Harrington pressed his face to the porthole. Tried to replay the image in his mind. Whatever he’d seen, it hadn’t been for long; just a shift of the light, a suggestion of movement, and then stillness again.
Still—for the briefest of moments, he could have sworn he’d seen a face.
“I’ll be right back,” he told Ridley, pushing off from the wall. “I’m probably crazy, but I won’t sleep tonight if I don’t check this out.”
Ridley looked at him. “You’re going in?”
“Sure. McKenna isn’t back yet. We have nothing to do but wait.” He grinned. “Why not go hunt us a ghost?”
63
Okura hunched behind a bulkhead and listened to the voices reverberate down the hallway. Men’s voices, at least two of them, inside the ship.
They had seen him. Not good. Not good at all.
He’d left the briefcase in the stateroom where he spent his nights. It was hidden, tucked under the tilt of a now useless bed, but its absence still made Okura’s mind race.
The salvage men could find it. They would take the money. His money. He couldn’t let it happen.

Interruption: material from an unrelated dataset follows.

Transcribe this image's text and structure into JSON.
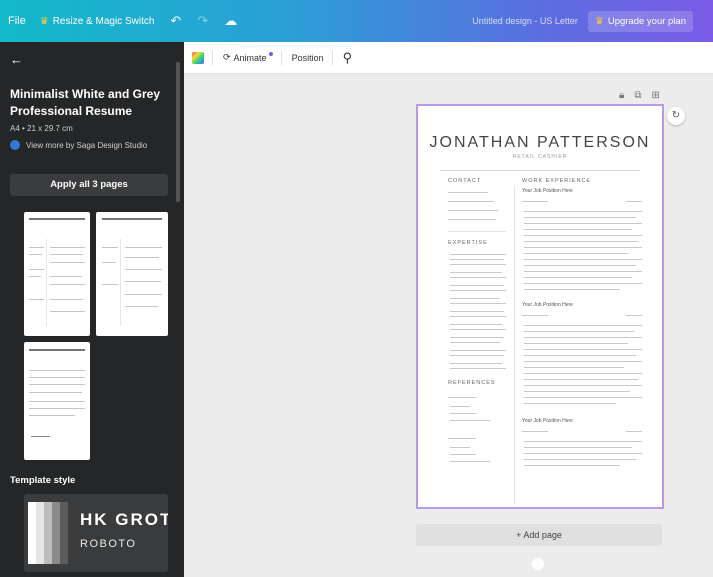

Okura slipped the pistol from his waistband. Listened to the men’s voices, the sounds of their feet on the deck, on the walls, as they descended farther into the Lion.
COURT STRUGGLED AHEAD of Ridley down the narrow hallway and wondered why he suddenly felt so ill at ease.
The freighter’s accommodations deck, after all, wasn’t nearly as foreboding as the very bowels of the ship, the dark corridors beneath the cargo decks, the vast inky abyss of the holds. This hallway was relatively well lit; the air was fresher, and the ocean where it was supposed to be—belowdecks.
But this was a ghost ship. A man had died here. And Harrington was sure he’d just seen a face.
What the hell are you doing here, man?
The men reached the midpoint of the ship, the long central corridor interrupted by watertight bulkhead doors. This corridor was darker, the air still, the sounds from above muted in the stillness.
Court gestured left, toward the stern of the ship. “First stateroom on the left,” he said, whispering now. “That’s where I saw him.”
He let go of his rope and stepped into the central corridor, felt his broken ribs protest, the pain inescapable no matter how tight they had bound his chest. Behind him, Ridley followed, neither man speaking, hardly daring to breathe. Court could feel his heart thudding behind those busted ribs, wondered what he would do if there actually was someone else aboard the freighter.
Wet your pants, probably. And scream like a girl.
Then Court thought about McKenna, decided that wasn’t a very good analogy. The skipper of the Gale Force would probably handle a stowaway—or even a ghost—with a little more aplomb.
The men reached the stateroom door. It opened inward on the wall above their heads, a beam of dusty light falling onto the forward wall. Court reached up, took hold of the doorframe, and tried to pull himself up, couldn’t do it. Not without crying, anyway.
He eased back, wincing, forced a smile at Ridley. “Maybe you’d better.”
Ridley nodded. Pulled himself through the doorframe with a grunt. Court watched the engineer’s feet dangle as he surveyed the room. Waited, tensed, for some confrontation.